Hi Nadine, My son was a patient at the University College Hospital, London earlier this month. Let me tell you what I observed. I went to the loo where the seat was soaked with urine and the sanitary bin full and overflowing. I was washing my hands when a cleaner shuffled in, looked left at the wall, then right. She did not look in the loos. She then turned around and shuffled out where she had her cleaning trolley, she shuffled along the corridor with it.
There was an immense pile of dirty crockery in the ward kitchen and I wanted to make a drink so I asked a nurse for some rubber gloves to get stuck in. She told me the cleaner would do it shortly. The cleaner arrives, handpicks which crockery to wash (nothing used by patient’s family. With a dishcloth in her hand, she left the remaining dirty plates and mugs and washed around them. suffice it to say that watching her wash them, I would not want to eat off them.
My son’s bedside cubicle had a large sample of stale urine left in it. He was supposed to use that for his personal belongings. Parents complained that when they offered to move from their seat to give cleaners easier access around the bed, the cleaner ignored them and said it wasn’t necessary, so the area was not cleaned.
Regarding restricting hospital visitors, I saw a very large number of exotically dressed Eastern Europeans in the hospital lobby and my curiosity got the better of me so I asked one of the woman where they came from. She said they were Polish Romany gypsies, that her mother had been admitted with heart problems. On one day,she told me there were 100 of them of all ages waiting to visit the sick women. There must have been 30 or 40 the day I saw them. She told me they had travelled from around the country, fearing the worst, but thankful to God that she had pulled through. I have no idea how many visited her bedside at any one time.
And why is it not mandatory for everyone to wash their hands with sterile cleaning fluids when they enter a ward? This was mandatory on our cruise last summer, the staff were fanatical about it, following us with their dispensers.
What is your view on this Nadine? The ward nurse told me they had considerable difficulty getting cleaners.
Hospitals are disgusting and what you say is sound common sense as regards uniforms, although I disagree with restricting visiting times. Whilst rules must be followed – such as no people on beds, a limit on numbers, hand washing upon entry etc – patients benefit from company and visitors often perform vital non-medical tasks (such as getting drinks, aiding feeding etc) thereby taking strain away from staff.

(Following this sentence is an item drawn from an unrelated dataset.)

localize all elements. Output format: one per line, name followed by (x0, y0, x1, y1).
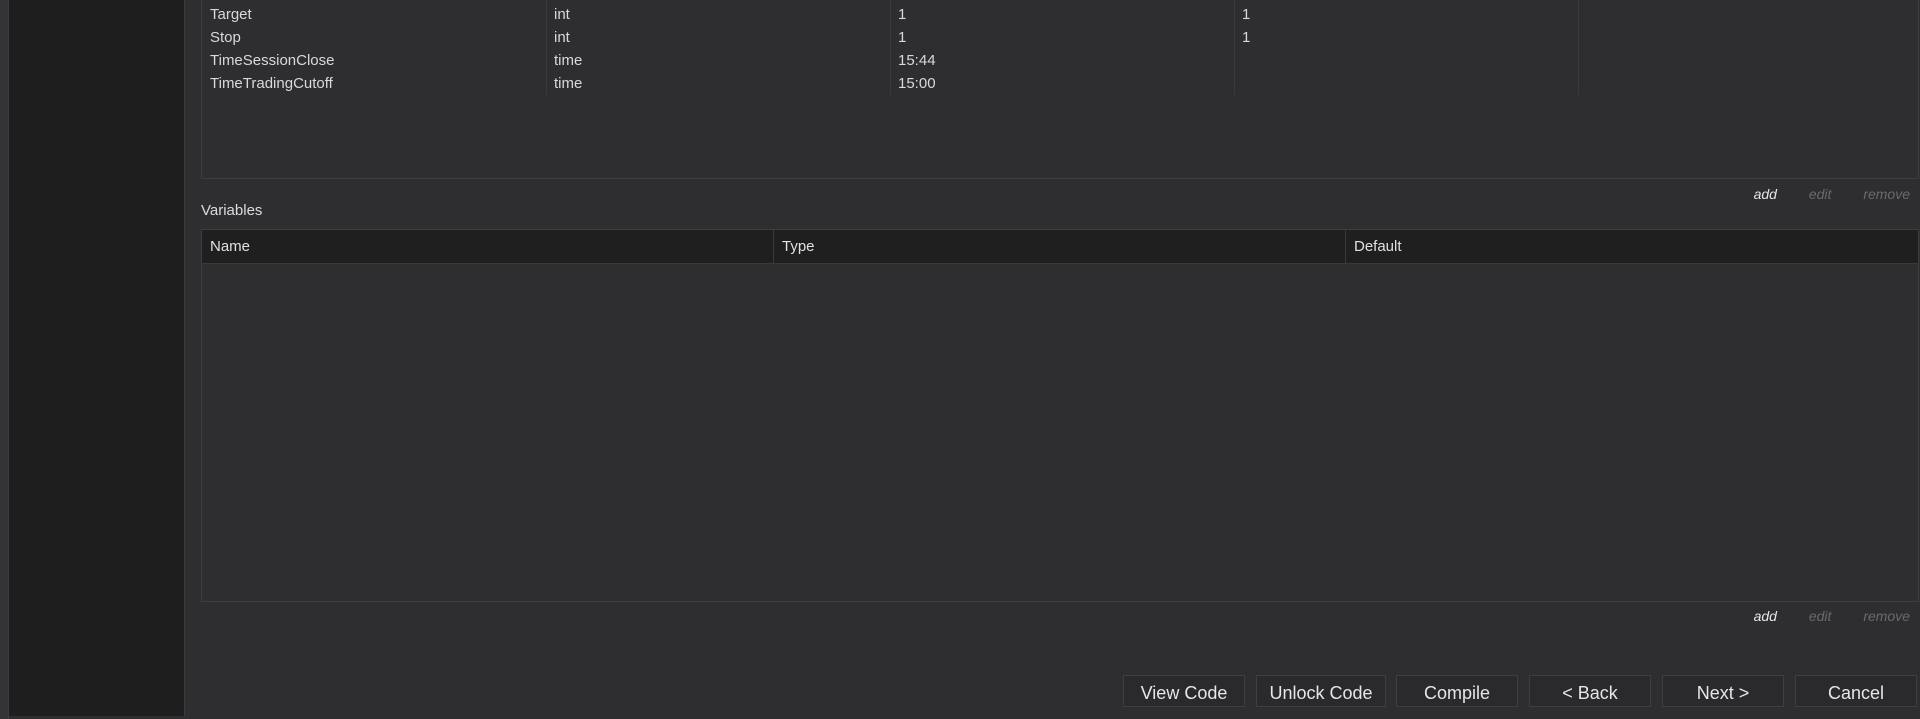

In my all too great experience of hospitals I would not have coped without visitors staying most of the day, and indeed it was my visitors who did more cleaning than the cleaners and staff (as well as remind nurses to wash their hands, insist on clean sheets, get bandages changed etc).
A big problem is the lack of space; I have been in wards where there is not even room for the hospital chair to fit between the beds. I also find doctors often do not wash their hands between patients when doing the rounds, and their ties are also frequently in contact with patients. Curtains are always being touched and most look like they’ve not been washed since being put up circa 1963.
The future and answer is a system where patients are in isolated rooms instead of open wards, there is adequate space for multiple visitors (maybe even for one to stay as is common in France), and wards where there is an MRSA outbreak are closed for deep cleaning (which should occur every so often anyway as a precaution). Staff not washing hands or meeting strict hygiene rules should be dismissed, they could even have disposable aprons to change between patients. Matrons should be able to dismiss cleaning contractors also. Visitors must meet hygiene requirements as well of course.